Ontem, já à mesa, perguntei à minha mãe como me chamava e, na cara dela, uma espécie de sorriso vazio, perplexo
– Como te chamas?
em busca do meu nome, que se vai diluíndo, a pouco e pouco, em si. Repetiu
– Como te chamas?
do seu deserto interior onde apenas, numa vaga escuridão, silhuetas imprecisas, distantes, que não reconhece
– Como te chamas?
suspensa num silêncio oco. Pergunto
– Como se chama o meu pai?
os seus dedos encontram os meus no braço da cadeira
– O teu pai?
Levaram-na ao cabeleireiro porque vinham os filhos jantar, puseram-lhe um anel no dedo, um broche no peito. Quando morrer vende-se esta casa e a casa da praia, a família acaba. O meu pai e o meu irmão Pedro morreram, cada vez me sinto mais entre destroços. Dentro em pouco estaremos distantes uns dos outros, na mesma cidade e distantes. Um telefonema de vez em quanto, raros encontros, esta sombra, que foi a nossa mãe, deixará de unir-nos. De súbito pronuncia o meu nome baixinho
– António
e afasta-se de novo, marchando no seu deserto, indiferente. O
– António
dela não tem o menino que fui dentro, o eco de um eco apenas, um ventinho sem significado remexendo poeiras, os dedos roçando nos meus, pequeninos, suaves. Porque é que deixou que isto acontecesse, mãe, como se ela tivesse culpa de se ir afastando de si mesma, da gente.
– Chamo-me António e o meu pai João
e o que parece um esboço de sorriso num esboço de cara. Recordo o meu pai morto na clínica, o seu perfil indiferente. Recordo o Pedro a acender um charuto. Recordo a minha mãe a cantar
Todos nós temos na vida
Uma ilusão mais querida
Uma ilusão de amor
e não sei se me comovo. Parece-me que mais surpresa do que emoção. Era afinada, ela, gostava de a ouvir. Dava-nos injeções quando estávamos doentes, punha-nos supositórios. O suplício
– Chega-te aqui à luz
de me cortar as unhas
– Não te mexas
e o meu pânico de ficar sem dedos, a tesoura, apesar de diminuta, atroz. Medo do escuro, gritar
– Mãe
e ela, invisível, longíssimo
– Que maricas.
Lembro-me de lhe afirmar, criança
– Sou escritor, sabia?
e a minha mãe um riso divertido, ela que ria pouco, a fitar-me de cima para baixo, onde eu existia
– Já a formiga tem catarro
e, passado um bocadinho
– Escritor, imagine-se.
O meu pai, à mesa
– Com que então escritor?
A cheirar a tabaco de cachimbo e a brilhantina. Não quero perder isto, não quero perder tudo isto.
Todos nós temos na vida
Uma ilusão mais querida
Uma ilusão de amor
e, em lugar da ilusão de amor, silhuetas imprecisas, distantes.

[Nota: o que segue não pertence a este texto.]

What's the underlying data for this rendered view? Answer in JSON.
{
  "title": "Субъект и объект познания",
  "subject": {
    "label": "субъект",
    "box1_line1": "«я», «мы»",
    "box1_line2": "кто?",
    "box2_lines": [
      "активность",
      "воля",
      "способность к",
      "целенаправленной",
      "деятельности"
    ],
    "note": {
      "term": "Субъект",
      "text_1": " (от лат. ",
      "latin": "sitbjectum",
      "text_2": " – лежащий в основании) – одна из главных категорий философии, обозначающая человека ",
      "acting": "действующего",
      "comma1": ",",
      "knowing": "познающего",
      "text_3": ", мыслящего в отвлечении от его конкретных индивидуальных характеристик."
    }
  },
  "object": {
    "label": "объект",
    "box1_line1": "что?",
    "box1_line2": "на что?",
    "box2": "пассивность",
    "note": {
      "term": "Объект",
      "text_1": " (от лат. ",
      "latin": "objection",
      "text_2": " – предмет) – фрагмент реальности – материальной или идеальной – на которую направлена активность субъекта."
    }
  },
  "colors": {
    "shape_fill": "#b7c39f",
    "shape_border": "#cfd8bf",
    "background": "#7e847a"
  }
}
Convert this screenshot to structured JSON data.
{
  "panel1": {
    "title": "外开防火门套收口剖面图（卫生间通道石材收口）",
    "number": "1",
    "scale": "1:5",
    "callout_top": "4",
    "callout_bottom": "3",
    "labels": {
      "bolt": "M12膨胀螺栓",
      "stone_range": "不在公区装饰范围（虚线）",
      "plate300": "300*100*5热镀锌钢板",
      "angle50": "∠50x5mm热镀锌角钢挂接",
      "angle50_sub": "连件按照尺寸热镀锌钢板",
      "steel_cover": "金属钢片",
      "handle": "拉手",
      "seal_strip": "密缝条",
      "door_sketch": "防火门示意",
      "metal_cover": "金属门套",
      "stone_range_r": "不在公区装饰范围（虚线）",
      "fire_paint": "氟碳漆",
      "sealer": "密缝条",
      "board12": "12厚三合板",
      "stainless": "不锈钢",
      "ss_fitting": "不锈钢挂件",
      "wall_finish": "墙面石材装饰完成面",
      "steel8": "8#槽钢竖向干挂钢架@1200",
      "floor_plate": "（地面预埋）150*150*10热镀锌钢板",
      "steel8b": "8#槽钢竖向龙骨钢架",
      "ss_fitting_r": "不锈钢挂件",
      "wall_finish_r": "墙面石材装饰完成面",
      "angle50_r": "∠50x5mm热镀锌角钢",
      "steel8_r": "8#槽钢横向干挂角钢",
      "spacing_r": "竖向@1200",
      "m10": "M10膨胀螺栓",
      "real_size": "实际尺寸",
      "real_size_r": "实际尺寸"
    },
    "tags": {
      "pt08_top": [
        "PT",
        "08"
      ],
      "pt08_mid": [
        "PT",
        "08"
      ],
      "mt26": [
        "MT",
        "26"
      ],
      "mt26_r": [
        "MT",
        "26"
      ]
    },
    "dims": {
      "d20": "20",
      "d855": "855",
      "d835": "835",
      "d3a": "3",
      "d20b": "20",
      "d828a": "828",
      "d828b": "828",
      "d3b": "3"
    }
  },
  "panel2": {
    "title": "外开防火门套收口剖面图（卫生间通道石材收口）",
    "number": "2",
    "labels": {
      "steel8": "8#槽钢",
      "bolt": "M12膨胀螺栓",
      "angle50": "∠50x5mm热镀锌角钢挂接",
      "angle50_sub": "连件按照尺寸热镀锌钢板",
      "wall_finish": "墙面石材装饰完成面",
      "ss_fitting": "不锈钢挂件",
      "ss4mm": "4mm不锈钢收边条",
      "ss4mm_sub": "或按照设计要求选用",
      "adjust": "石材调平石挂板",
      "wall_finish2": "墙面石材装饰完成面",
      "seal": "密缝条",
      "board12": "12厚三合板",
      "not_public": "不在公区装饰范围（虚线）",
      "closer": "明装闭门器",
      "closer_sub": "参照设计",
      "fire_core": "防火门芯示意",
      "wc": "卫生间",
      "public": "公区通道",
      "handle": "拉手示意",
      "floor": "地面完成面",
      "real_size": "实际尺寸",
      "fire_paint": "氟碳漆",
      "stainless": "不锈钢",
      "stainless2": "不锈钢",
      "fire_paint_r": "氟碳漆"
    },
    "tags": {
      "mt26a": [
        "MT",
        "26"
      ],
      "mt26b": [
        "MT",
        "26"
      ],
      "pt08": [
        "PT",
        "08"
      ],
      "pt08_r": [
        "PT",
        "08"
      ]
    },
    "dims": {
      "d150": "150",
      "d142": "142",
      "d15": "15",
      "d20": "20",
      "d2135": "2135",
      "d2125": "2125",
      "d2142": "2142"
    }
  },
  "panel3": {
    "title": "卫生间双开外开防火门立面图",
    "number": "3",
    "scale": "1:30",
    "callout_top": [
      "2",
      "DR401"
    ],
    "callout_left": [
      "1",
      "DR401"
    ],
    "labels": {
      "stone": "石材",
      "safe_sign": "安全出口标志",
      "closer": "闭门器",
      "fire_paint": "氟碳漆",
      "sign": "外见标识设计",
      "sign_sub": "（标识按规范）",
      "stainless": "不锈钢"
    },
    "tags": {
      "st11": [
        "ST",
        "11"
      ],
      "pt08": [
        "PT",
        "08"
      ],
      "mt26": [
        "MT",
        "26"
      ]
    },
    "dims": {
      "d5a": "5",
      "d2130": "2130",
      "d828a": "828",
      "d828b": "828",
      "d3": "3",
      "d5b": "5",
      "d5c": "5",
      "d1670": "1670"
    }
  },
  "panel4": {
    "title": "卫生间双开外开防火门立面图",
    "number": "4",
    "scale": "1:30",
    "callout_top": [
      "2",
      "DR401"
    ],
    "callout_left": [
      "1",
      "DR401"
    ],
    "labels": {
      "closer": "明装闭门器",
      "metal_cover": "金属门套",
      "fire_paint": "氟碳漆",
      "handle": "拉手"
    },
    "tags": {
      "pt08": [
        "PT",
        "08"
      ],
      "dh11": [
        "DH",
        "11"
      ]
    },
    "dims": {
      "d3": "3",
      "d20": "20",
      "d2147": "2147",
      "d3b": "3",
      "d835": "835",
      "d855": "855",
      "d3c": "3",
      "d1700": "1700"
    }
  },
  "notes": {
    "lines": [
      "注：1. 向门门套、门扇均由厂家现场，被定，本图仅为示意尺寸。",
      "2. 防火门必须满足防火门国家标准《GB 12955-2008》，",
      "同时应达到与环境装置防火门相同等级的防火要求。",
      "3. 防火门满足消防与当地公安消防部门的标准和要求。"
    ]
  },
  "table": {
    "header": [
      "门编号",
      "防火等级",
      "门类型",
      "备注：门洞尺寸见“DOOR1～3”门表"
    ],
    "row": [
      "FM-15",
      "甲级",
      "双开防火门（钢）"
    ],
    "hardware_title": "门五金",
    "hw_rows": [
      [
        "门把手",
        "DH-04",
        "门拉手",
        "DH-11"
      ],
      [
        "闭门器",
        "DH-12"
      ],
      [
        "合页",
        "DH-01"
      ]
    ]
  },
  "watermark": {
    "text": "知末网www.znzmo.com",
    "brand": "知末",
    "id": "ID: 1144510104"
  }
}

Esta não é a minha mãe, estes não são os meus irmãos, este não sou eu. E a casa, meu Deus, tão velha agora: esta não é a minha casa, é o sítio onde a minha mãe tropeça, com uma senhora a tomar conta dela e a dar-nos notícias
– Um bocadinho confusa, coitada
e não é que esteja confusa, minha senhora, eu é que não entendo. Já não existe a capoeira, já não existe o limoeiro, o quarto onde dormi tantos anos com o João, o Nuno, de babete, abraçado a um Pluto de borracha. O meu pai no escritório, ao microscópio. Cigarros às escondidas. Uma cobra no jardim. O vizinho polícia
– Tão bonitos, tão loiros
o louco sempre com gaiolas de passarinhos, a taberna na rua que conduzia ao cemitério e que se chamava Na Volta Cá Os Espero. Houve protestos e passou a chamar-se A Tradicional Da Volta, eternamente cheia de bêbedos aos gritos, aos abraços, a sentarem-se no chão.
– A maré está alta
resmungavam eles
– Hoje a maré está alta
E nós mudávamos de passeio, assustados. A mercearia do Careca. O senhor Jardim, distinto, na drogaria, tão simpático. A empregada que me roubou o fio de oiro com a medalhinha de Santo António que o meu avô me deu em Pádua. Ao protestar gritou-me
– Vá meta isso no cu da sua mãe
e eu fui. Mas o fio desapareceu para sempre, conforme o meu nome desapareceu para sempre da cabeça dela. Silhuetas imprecisas, distantes. Chamo-me António. Julgo que me chamo António, quieto no meu deserto, indiferente. Quando acabar esta crónica levanto-me e, como a minha mãe, principio a andar ao acaso, cantando para dentro
Todos nós temos na vida
Uma ilusão mais querida
Uma ilusão de amor
Enquanto um miúdo loiro me observa em silêncio, maravilhado.